An Extremely Data-efficient and Generative LLM-based Reinforcement Learning Agent for Recommenders

Shuang Feng,Grace Feng

2024-08-28

Abstract:Recent advancements in large language models (LLMs) have enabled understanding webpage contexts, product details, and human instructions. Utilizing LLMs as the foundational architecture for either reward models or policies in reinforcement learning has gained popularity -- a notable achievement is the success of InstructGPT. RL algorithms have been instrumental in maximizing long-term customer satisfaction and avoiding short-term, myopic goals in industrial recommender systems, which often rely on deep learning models to predict immediate clicks or purchases. In this project, several RL methods are implemented and evaluated using the WebShop benchmark environment, data, simulator, and pre-trained model checkpoints. The goal is to train an RL agent to maximize the purchase reward given a detailed human instruction describing a desired product. The RL agents are developed by fine-tuning a pre-trained BERT model with various objectives, learning from preferences without a reward model, and employing contemporary training techniques such as Proximal Policy Optimization (PPO) as used in InstructGPT, and Direct Preference Optimization (DPO). This report also evaluates the RL agents trained using generative trajectories. Evaluations were conducted using Thompson sampling in the WebShop simulator environment. The simulated online experiments demonstrate that agents trained on generated trajectories exhibited comparable task performance to those trained using human trajectories. This has demonstrated an example of an extremely low-cost data-efficient way of training reinforcement learning agents. Also, with limited training time (<2hours), without utilizing any images, a DPO agent achieved a 19% success rate after approximately 3000 steps or 30 minutes of training on T4 GPUs, compared to a PPO agent, which reached a 15% success rate.

Machine Learning,Artificial Intelligence,Information Retrieval

What problem does this paper attempt to address?

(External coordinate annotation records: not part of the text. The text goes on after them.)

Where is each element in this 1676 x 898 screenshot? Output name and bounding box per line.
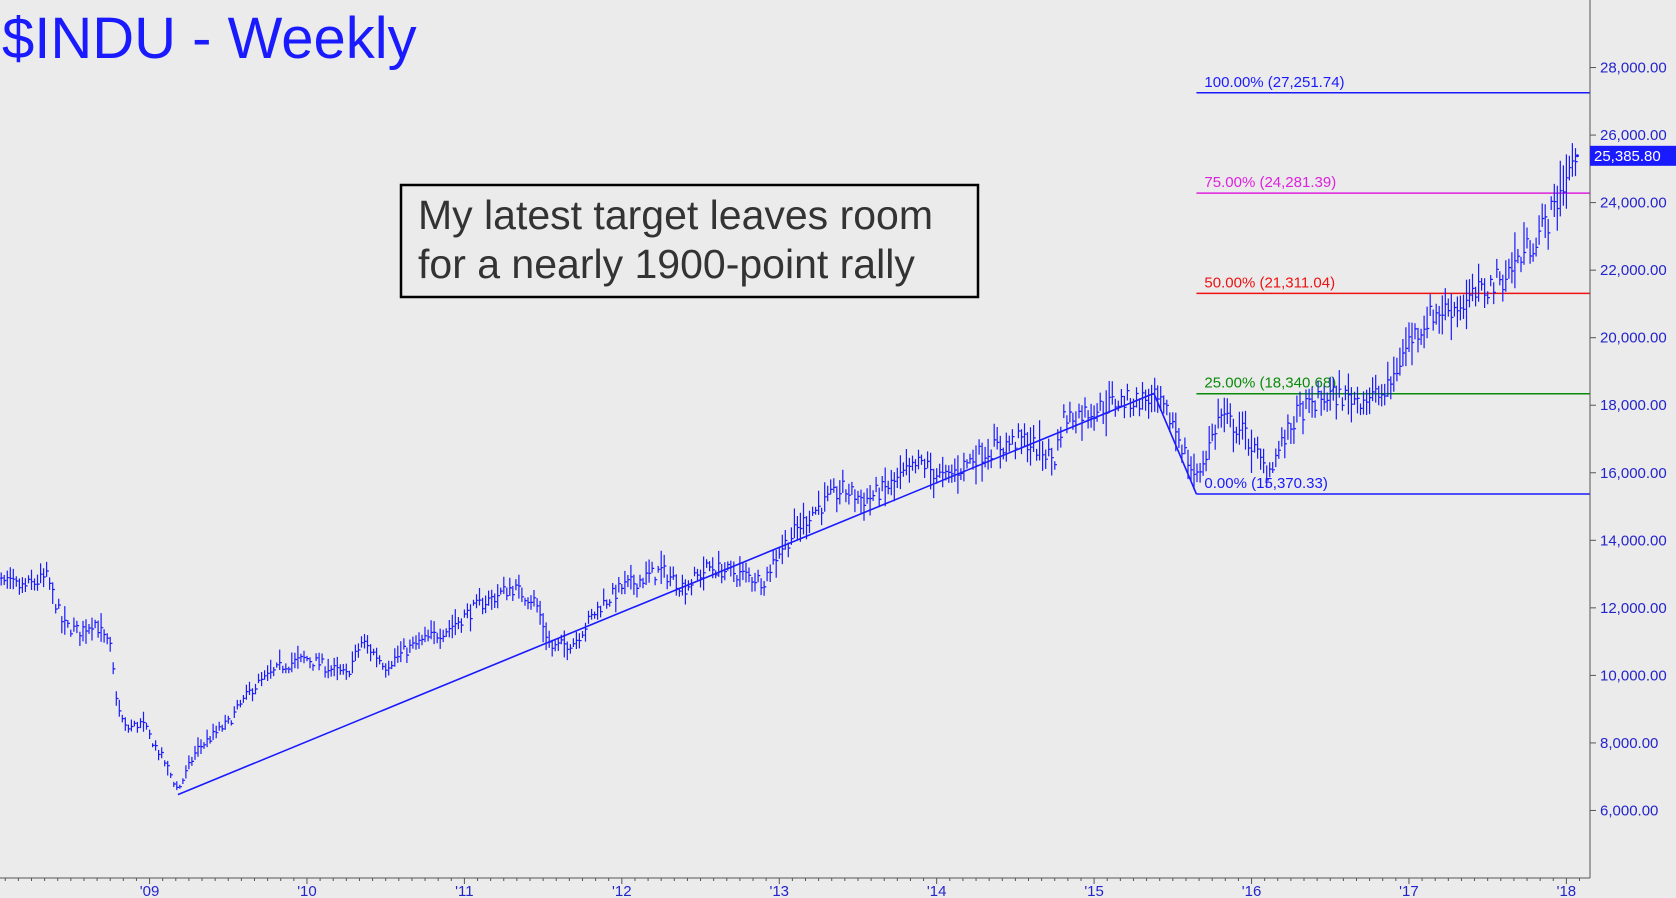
annotation-line-1: My latest target leaves room [418,192,933,238]
y-tick-label: 28,000.00 [1600,60,1667,77]
y-tick-label: 8,000.00 [1600,735,1658,752]
y-tick-label: 24,000.00 [1600,195,1667,212]
x-tick-label: '14 [927,883,947,898]
y-tick-label: 18,000.00 [1600,397,1667,414]
y-tick-label: 26,000.00 [1600,127,1667,144]
x-tick-label: '16 [1242,883,1262,898]
y-tick-label: 20,000.00 [1600,330,1667,347]
x-tick-label: '11 [455,883,473,898]
y-tick-label: 22,000.00 [1600,262,1667,279]
annotation-box: My latest target leaves room for a nearl… [399,183,980,299]
weekly-price-bars [0,143,1578,791]
x-axis: '09 '10 '11 '12 '13 '14 '15 '16 '17 '18 [4,878,1581,898]
annotation-line-2: for a nearly 1900-point rally [418,241,915,287]
chart-title: $INDU - Weekly [2,6,417,71]
x-tick-label: '09 [140,883,160,898]
fibonacci-levels: 0.00% (15,370.33)25.00% (18,340.68)50.00… [1196,74,1590,495]
x-tick-label: '15 [1084,883,1104,898]
y-tick-label: 10,000.00 [1600,667,1667,684]
x-tick-label: '17 [1399,883,1419,898]
x-tick-label: '18 [1557,883,1577,898]
fib-level-label: 25.00% (18,340.68) [1204,375,1336,392]
y-tick-label: 14,000.00 [1600,532,1667,549]
fib-level-label: 50.00% (21,311.04) [1204,274,1335,291]
fib-level-label: 75.00% (24,281.39) [1204,174,1336,191]
fib-level-label: 100.00% (27,251.74) [1204,74,1344,91]
last-price-tag: 25,385.80 [1590,145,1676,166]
y-axis: 6,000.00 8,000.00 10,000.00 12,000.00 14,000… [1590,60,1667,819]
last-price-box [1590,145,1676,166]
y-tick-label: 16,000.00 [1600,465,1667,482]
x-tick-label: '13 [769,883,789,898]
x-tick-label: '12 [612,883,632,898]
annotation-frame [399,183,980,299]
last-bar-marker [1575,154,1579,158]
x-tick-label: '10 [297,883,317,898]
y-tick-label: 12,000.00 [1600,600,1667,617]
last-price-label: 25,385.80 [1594,148,1661,165]
y-tick-label: 6,000.00 [1600,802,1658,819]
price-series [0,143,1579,791]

The paper aims to address the training problem of reinforcement learning (RL) agents in e-commerce recommendation systems, particularly how to leverage large language models (LLMs) to improve long-term user satisfaction and avoid short-term goal-oriented issues. Specifically, the paper attempts to solve the problem through the following points: 1. **Data Efficiency**: Investigate how to train efficient RL agents with limited data and computational resources. The paper compares two reinforcement learning algorithms—Proximal Policy Optimization (PPO) and Direct Preference Optimization (DPO)—and finds that DPO outperforms PPO in terms of data efficiency and task performance. 2. **Utilization of Generated Trajectories**: Explore the possibility of using automatically generated trajectories for training to reduce reliance on expensive human data. The study shows that DPO agents trained with generated trajectories can achieve task performance comparable to DPO agents trained with human trajectories. 3. **Algorithm Comparison**: The paper implements and evaluates both PPO and DPO algorithms in the WebShop benchmark environment. The results indicate that DPO can achieve a higher success rate given the same training time and computational resources. Through these studies, the paper demonstrates that even with extremely short training times (<1 hour), DPO-based RL agents can significantly outperform PPO. Additionally, it proposes the use of generated data for training, which helps alleviate the problem of data scarcity in practical applications.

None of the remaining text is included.